始まるのか?始まってしまうのか?
執務室にて、公爵とアンジェリーナの会話。
娘がいてくれるだけで嬉しいのか、公爵はずっとニコニコしている。
お父さん、今はそんな状況ではないの。
「……お父様、お兄様があの女に引っ掛かりました」
娘との会話を楽しむ気でいたお父さんにとって、なんの話をされているのか理解できず時間が止まっている。
「あの女とは誰の事だ? 」
ゲームでは語られなかった兄という存在を受け入れていると、思わぬところで兄がヒロインの魔の手に掛かっていた。
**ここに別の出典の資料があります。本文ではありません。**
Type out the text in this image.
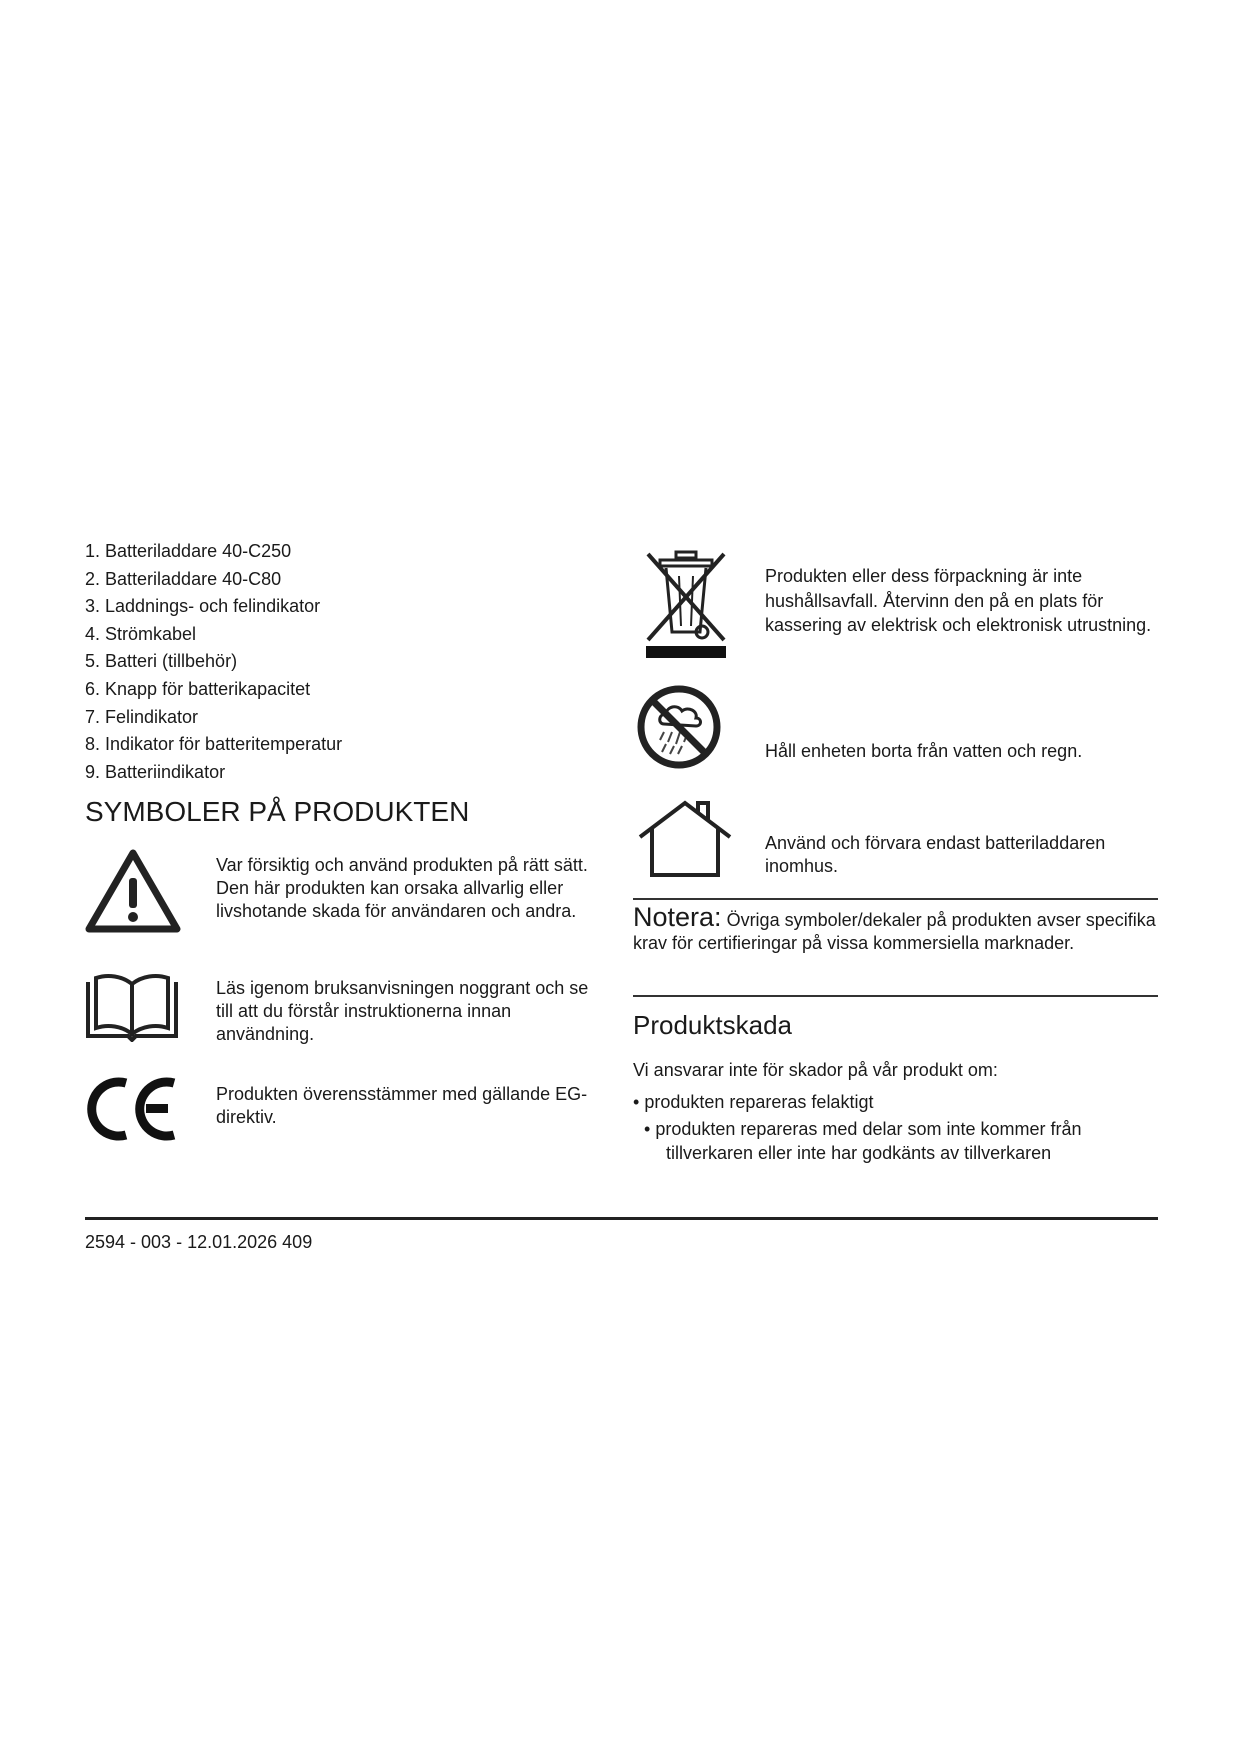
1. Batteriladdare 40-C250
2. Batteriladdare 40-C80
3. Laddnings- och felindikator
4. Strömkabel
5. Batteri (tillbehör)
6. Knapp för batterikapacitet
7. Felindikator
8. Indikator för batteritemperatur
9. Batteriindikator
SYMBOLER PÅ PRODUKTEN
Var försiktig och använd produkten på rätt sätt. Den här produkten kan orsaka allvarlig eller livshotande skada för användaren och andra.
Läs igenom bruksanvisningen noggrant och se till att du förstår instruktionerna innan användning.
Produkten överensstämmer med gällande EG-direktiv.
Produkten eller dess förpackning är inte hushållsavfall. Återvinn den på en plats för kassering av elektrisk och elektronisk utrustning.
Håll enheten borta från vatten och regn.
Använd och förvara endast batteriladdaren inomhus.
Notera: Övriga symboler/dekaler på produkten avser specifika krav för certifieringar på vissa kommersiella marknader.
Produktskada
Vi ansvarar inte för skador på vår produkt om:
• produkten repareras felaktigt
• produkten repareras med delar som inte kommer från tillverkaren eller inte har godkänts av tillverkaren
2594 - 003 - 12.01.2026 409
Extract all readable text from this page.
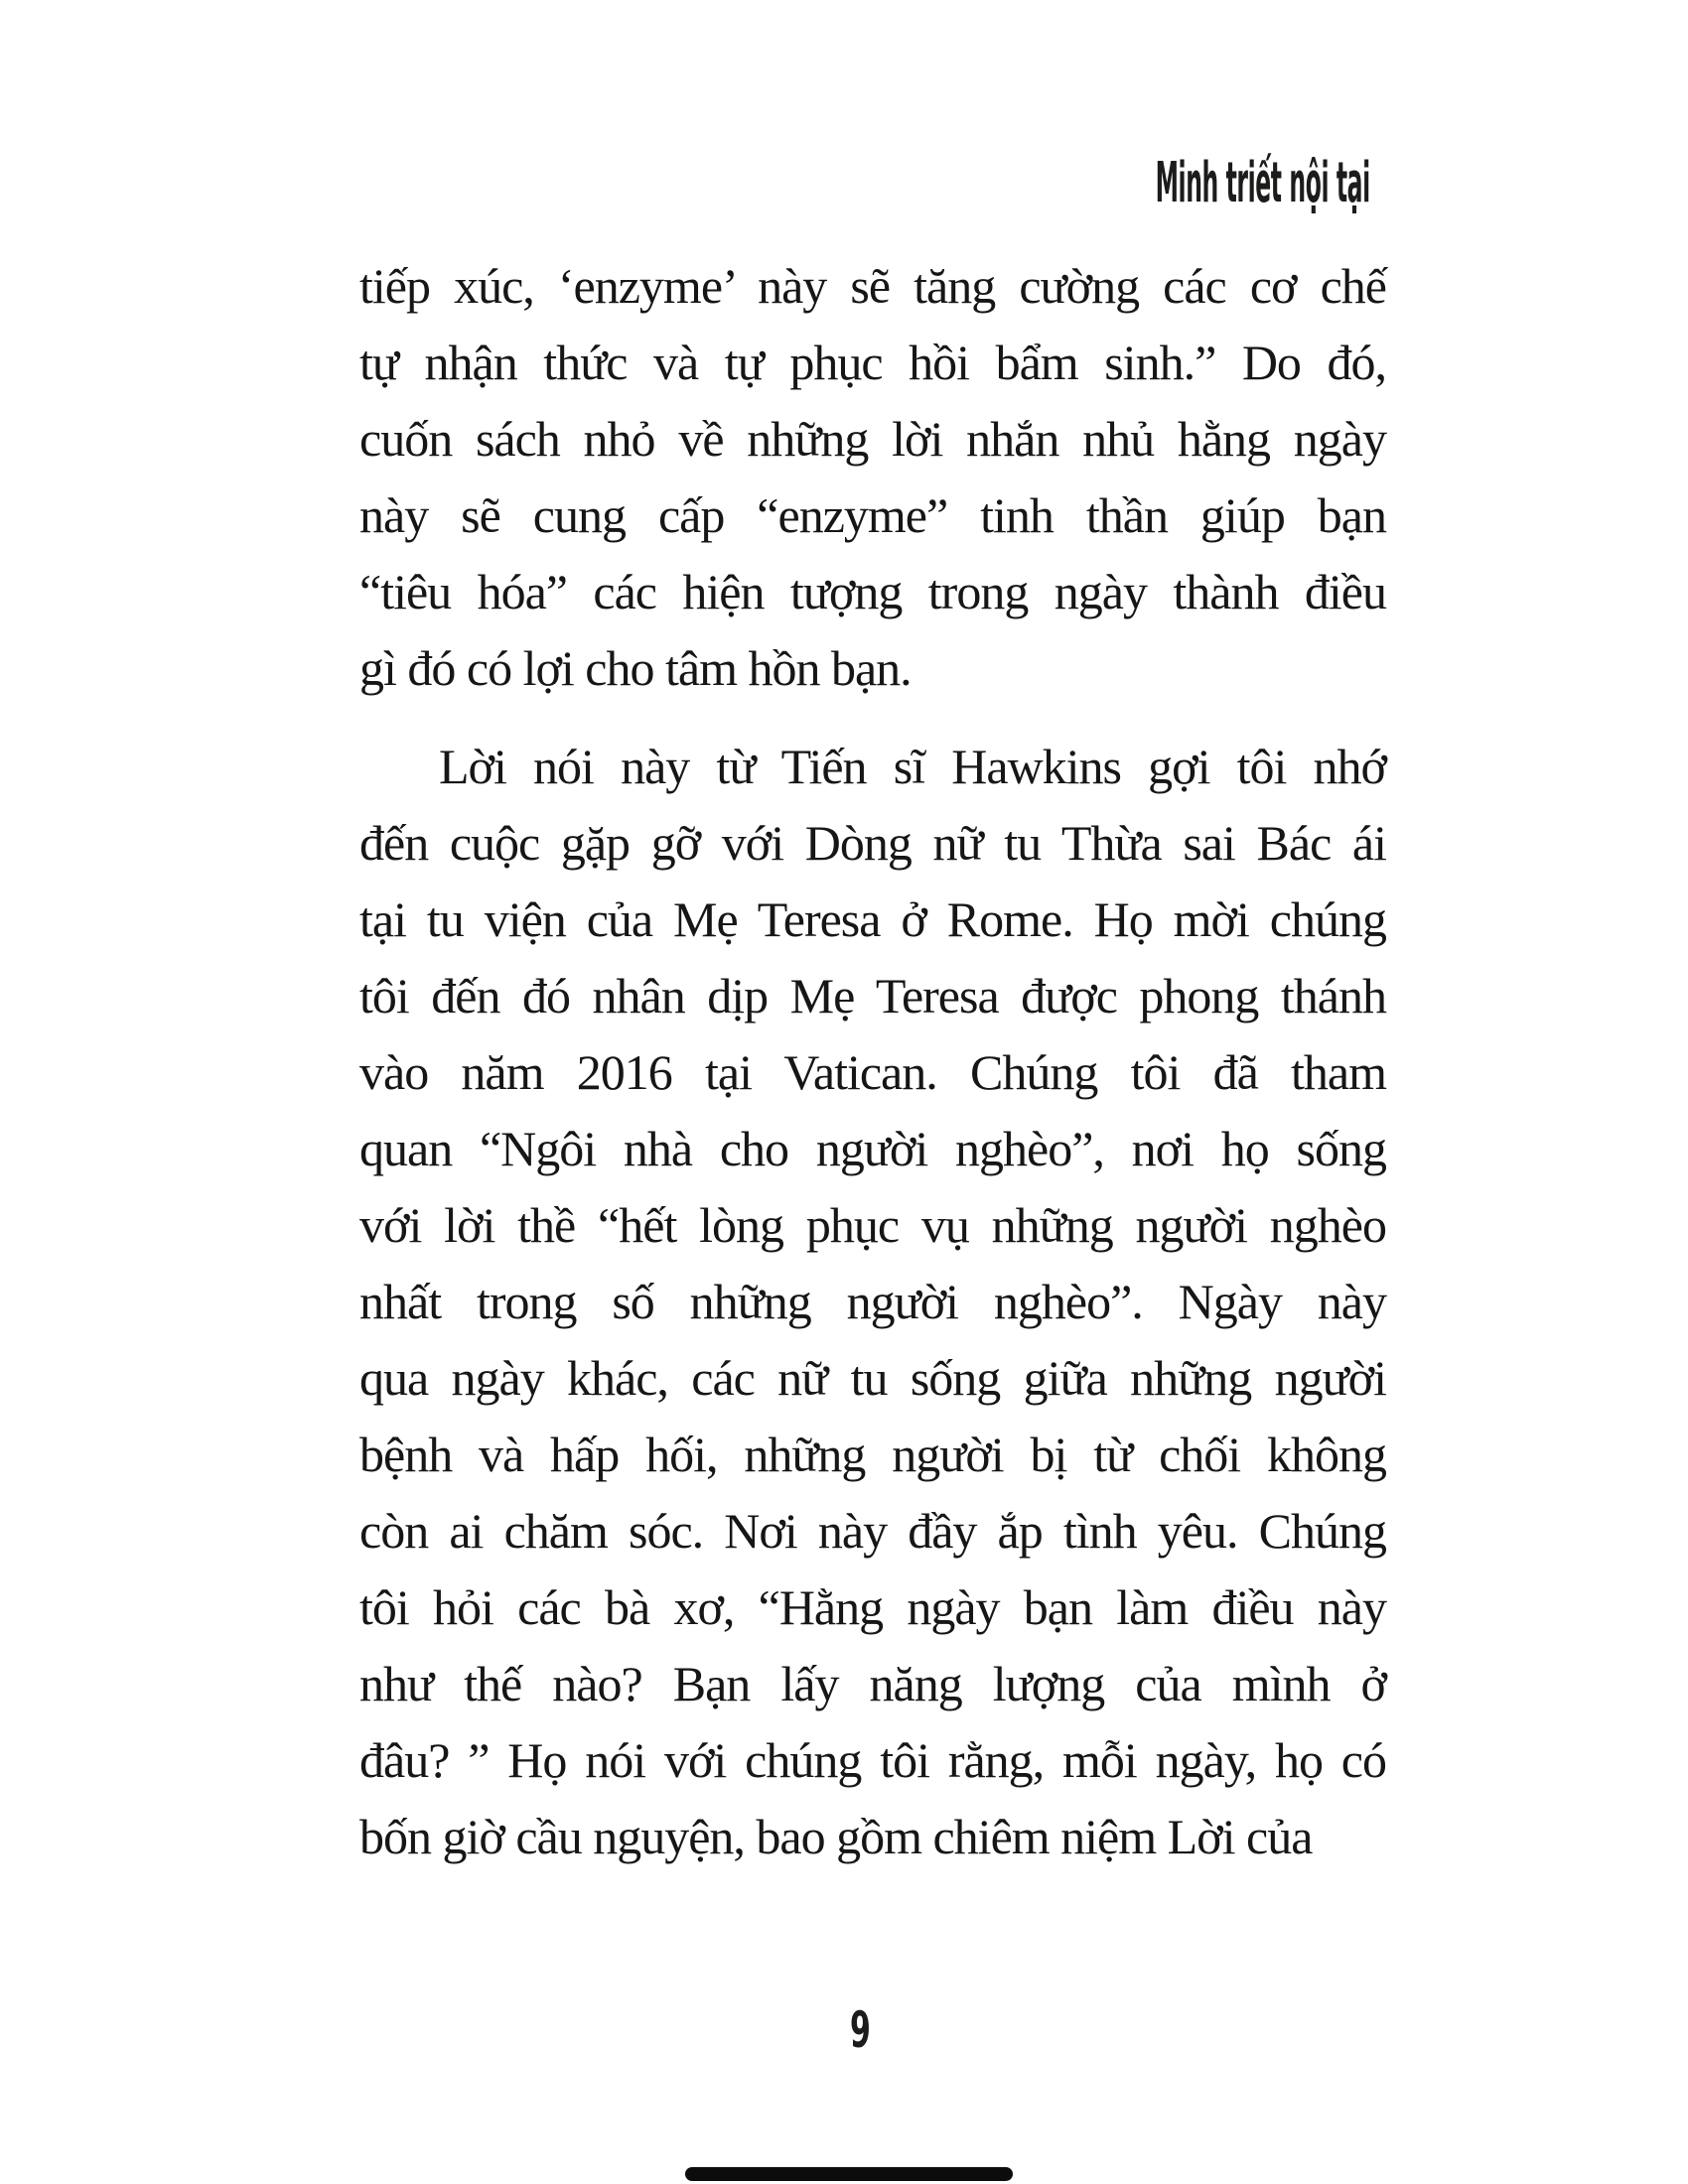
Minh triết nội tại
tiếp xúc, ‘enzyme’ này sẽ tăng cường các cơ chế
tự nhận thức và tự phục hồi bẩm sinh.” Do đó,
cuốn sách nhỏ về những lời nhắn nhủ hằng ngày
này sẽ cung cấp “enzyme” tinh thần giúp bạn
“tiêu hóa” các hiện tượng trong ngày thành điều
gì đó có lợi cho tâm hồn bạn.
Lời nói này từ Tiến sĩ Hawkins gợi tôi nhớ
đến cuộc gặp gỡ với Dòng nữ tu Thừa sai Bác ái
tại tu viện của Mẹ Teresa ở Rome. Họ mời chúng
tôi đến đó nhân dịp Mẹ Teresa được phong thánh
vào năm 2016 tại Vatican. Chúng tôi đã tham
quan “Ngôi nhà cho người nghèo”, nơi họ sống
với lời thề “hết lòng phục vụ những người nghèo
nhất trong số những người nghèo”. Ngày này
qua ngày khác, các nữ tu sống giữa những người
bệnh và hấp hối, những người bị từ chối không
còn ai chăm sóc. Nơi này đầy ắp tình yêu. Chúng
tôi hỏi các bà xơ, “Hằng ngày bạn làm điều này
như thế nào? Bạn lấy năng lượng của mình ở
đâu? ” Họ nói với chúng tôi rằng, mỗi ngày, họ có
bốn giờ cầu nguyện, bao gồm chiêm niệm Lời của
9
動揺している私はわかりやすく簡潔に伝えたつもりが、完結過ぎて伝わらなかった。
私はまとまらない頭で必死にお父さんにこれまでの話をする。
「お兄様は、国外追放となったマーベルと遭遇し隣国で接触したようです」
その一言で、笑みを浮かべていたお父さんの表情が真剣なものに変わる。
「お兄様は……おそらく、マーベルとの結婚を考えているようです」
「アンドリューが、あの女と結婚? それは……」
お父さんは驚いた後、困惑した表情を浮かべ私に視線を向ける。
難しい立場だろう。
娘の婚約破棄の原因となった女に息子が惚れる……
子供の気持ちを一番に考える父親としては、どうするのが正しいのか混乱しているのだろう。
目の前に婚約破棄された娘ががいれば複雑だろう。
「はっきりと言われたわけではないんですが……きっとそうではないかと……」
報告していて感心してしまう。
王族の婚約を破棄させ国外追放となりどん底のはずなのに、もう虜にしてしまっている。
流石はヒロイン。
何処へ行っても魅力的な容姿で人を惹き付けてしまうらしい。
正直、羨ましい。
これは、八つ当たりなのかな?
「……話は分かった」
話を終える頃には、お父さんは信じられないと言った様子で重苦しい空気が部屋を支配していた。
やっとゲームが終わり一段落ついていたのに、いつの間にか別ルートが始まっていた。
あの女は何処へ行ってもカストレータ家を巻き込み不幸へと落としたいらしい。
今後どうするべきかはお父さんに託すことにし、私は部屋へと戻る。